Before I knew it, the family-memories portion of the ceremony crept up and I had a chance to speak. I knew it was now or never.
Nervous and emotional, I stood up, misjudged the step and stumbled, sloshing Pinot Grigio onto my yellow lace dress and nearly face planting on the cement.
It was so typically me. I'm probably the only ex-ballerina whose grace tragically leaves her as soon as she exits the stage.
But my stumbling wasn't just in the literal sense. It seemed as though I had been tripping over everything life threw at me lately - relationships, finances, career and even this ceremony, which was proving to be much harder to get through than I had expected.
Recovering, I walked in front of the crowd, held up my glass and blamed my slip up on the wine that my hatred of public speaking had forced me to drink. It wasn't exactly true, but at least I got a chuckle out of the group as well as a, "That's a Fino!"

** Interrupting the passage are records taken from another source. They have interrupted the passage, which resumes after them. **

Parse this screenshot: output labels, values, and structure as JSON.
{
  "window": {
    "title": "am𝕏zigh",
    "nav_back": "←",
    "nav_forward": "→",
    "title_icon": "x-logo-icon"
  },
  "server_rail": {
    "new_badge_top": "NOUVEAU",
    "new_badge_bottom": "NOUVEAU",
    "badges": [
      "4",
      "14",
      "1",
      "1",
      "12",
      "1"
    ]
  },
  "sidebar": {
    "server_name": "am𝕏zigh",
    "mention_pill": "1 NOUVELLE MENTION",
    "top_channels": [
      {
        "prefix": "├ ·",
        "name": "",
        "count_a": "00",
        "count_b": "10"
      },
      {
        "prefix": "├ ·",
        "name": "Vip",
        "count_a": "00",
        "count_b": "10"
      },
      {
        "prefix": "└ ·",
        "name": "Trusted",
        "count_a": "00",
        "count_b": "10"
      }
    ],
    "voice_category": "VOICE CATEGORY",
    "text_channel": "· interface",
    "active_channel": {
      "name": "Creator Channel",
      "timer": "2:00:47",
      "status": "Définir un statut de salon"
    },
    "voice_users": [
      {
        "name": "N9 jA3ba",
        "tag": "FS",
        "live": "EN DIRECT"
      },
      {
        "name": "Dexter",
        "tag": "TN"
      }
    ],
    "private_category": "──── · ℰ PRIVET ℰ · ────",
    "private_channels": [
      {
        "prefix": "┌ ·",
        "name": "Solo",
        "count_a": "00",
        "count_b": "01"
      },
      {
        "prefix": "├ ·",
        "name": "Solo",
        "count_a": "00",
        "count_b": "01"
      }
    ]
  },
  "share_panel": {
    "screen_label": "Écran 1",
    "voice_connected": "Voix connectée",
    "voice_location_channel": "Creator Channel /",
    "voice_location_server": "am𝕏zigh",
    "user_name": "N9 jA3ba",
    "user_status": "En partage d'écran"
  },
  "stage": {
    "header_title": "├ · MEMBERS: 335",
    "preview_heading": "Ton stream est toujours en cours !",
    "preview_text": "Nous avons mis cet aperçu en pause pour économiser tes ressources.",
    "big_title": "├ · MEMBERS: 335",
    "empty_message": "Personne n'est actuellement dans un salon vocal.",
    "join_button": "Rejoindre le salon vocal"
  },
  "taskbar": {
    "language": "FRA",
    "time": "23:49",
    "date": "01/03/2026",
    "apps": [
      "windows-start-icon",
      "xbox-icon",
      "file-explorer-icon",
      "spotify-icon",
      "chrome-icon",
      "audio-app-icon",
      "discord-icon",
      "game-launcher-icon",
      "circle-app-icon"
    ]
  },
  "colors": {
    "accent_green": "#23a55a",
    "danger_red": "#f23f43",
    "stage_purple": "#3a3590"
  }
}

A large Italian family that likes to drink wine, imagine that, I thought, as the same man added, "She sure looks like one."
It was similar to the comments I received prior to the ceremony while everyone was chatting and looking at the old photos of Grandpa and family, newspaper clippings and numerous military awards set up around the house.

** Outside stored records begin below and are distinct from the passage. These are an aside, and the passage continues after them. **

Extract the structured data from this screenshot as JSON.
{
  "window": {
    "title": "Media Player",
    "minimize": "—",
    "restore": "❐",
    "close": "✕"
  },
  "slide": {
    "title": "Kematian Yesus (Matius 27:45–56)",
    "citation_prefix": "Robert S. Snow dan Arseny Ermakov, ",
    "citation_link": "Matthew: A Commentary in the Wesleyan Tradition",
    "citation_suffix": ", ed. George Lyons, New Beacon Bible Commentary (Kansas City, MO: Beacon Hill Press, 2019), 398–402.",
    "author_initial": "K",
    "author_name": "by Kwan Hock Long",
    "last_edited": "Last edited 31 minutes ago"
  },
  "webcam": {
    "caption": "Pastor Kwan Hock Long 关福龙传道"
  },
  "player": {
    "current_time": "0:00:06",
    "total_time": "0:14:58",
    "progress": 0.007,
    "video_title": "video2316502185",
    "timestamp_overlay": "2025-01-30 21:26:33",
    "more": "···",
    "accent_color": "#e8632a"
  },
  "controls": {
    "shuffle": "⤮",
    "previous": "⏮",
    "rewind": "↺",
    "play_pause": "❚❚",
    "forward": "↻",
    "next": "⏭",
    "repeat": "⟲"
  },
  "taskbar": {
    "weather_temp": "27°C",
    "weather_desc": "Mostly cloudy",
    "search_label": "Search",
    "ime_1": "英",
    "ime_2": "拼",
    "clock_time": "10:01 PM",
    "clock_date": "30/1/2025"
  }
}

My sister, Gina, and I had sat on the couch thumbing through albums and giggling at pictures of a young, handsome Grandpa, our mom and aunts with flipped Farrah Fawcett hair and Uncle John Jr., playing golf in hideous, red plaid bellbottoms.
But what really caught our eyes was the book full of letters Grandpa received when he retired as International President of Allstate Insurance in the late 1970s. It appeared as though every single Allstate underwriting department in the world had taken the time to express its disappointment that Grandpa was leaving the company by praising his fun, enthusiastic professionalism. One letter even used the phrase "The John Fino Fan Club."
Gina and I were in awe as we read page after page. Sure, we had heard a few stories of such things throughout the years, but we'd never known the extent of his accomplishments nor that others held him in such high regard. We just knew him as Grandpa - the loud, grand gesturing, animated and hilarious character who took us to the nature store, bought us kaleidoscopes, drove us around in his golf cart terrorizing the retirement community he lived in -who produced so many vivid memories for us.
Instead of being completely overcome with embarrassment from my pre-speech trip up, I was inspired and continued to read the words I had prepared, remembering John Fino in my own way, while the crowd laughed, cried and nodded their heads in agreement.
Grandpa came from immigrant parents and humble beginnings and there were undoubtedly a few stumbles along the way to becoming a highly decorated World War II B-24 bombardier, a husband and father of five, a successful businessman and the kind of person people form fan clubs around.
I learned more about where I came from and where I could go that day alone than I had in my entire 25 years of life. I realized that I not only looked like a Fino, but I had the trademark tenacity of one too, and I would make it through this rough patch just fine.
While I find myself struggling a bit through the perils of young adulthood - trying to have a healthy social life while building a career, being flat broke and still managing to feed myself occasionally and pay rent, realizing that balancing a checkbook is not rocket science and surviving the young professional dating scene (ugh.), just to mention a few - that's just part of the process. It's about finding a little stability in a chaotic world, learning from your mistakes and recovering gracefully from the inevitable stumbles and figurative (or literal) face plants of life.
Feel free to laugh, cry and nod your head in agreement as I share my clumsy tales here every other week.
While I'll always strive to blaze my own trail, it's good to carry a reminder of where I came from with me for a little extra reassurance. I think Grandpa would not only be proud, but would lift his glass of wine in a celebratory toast.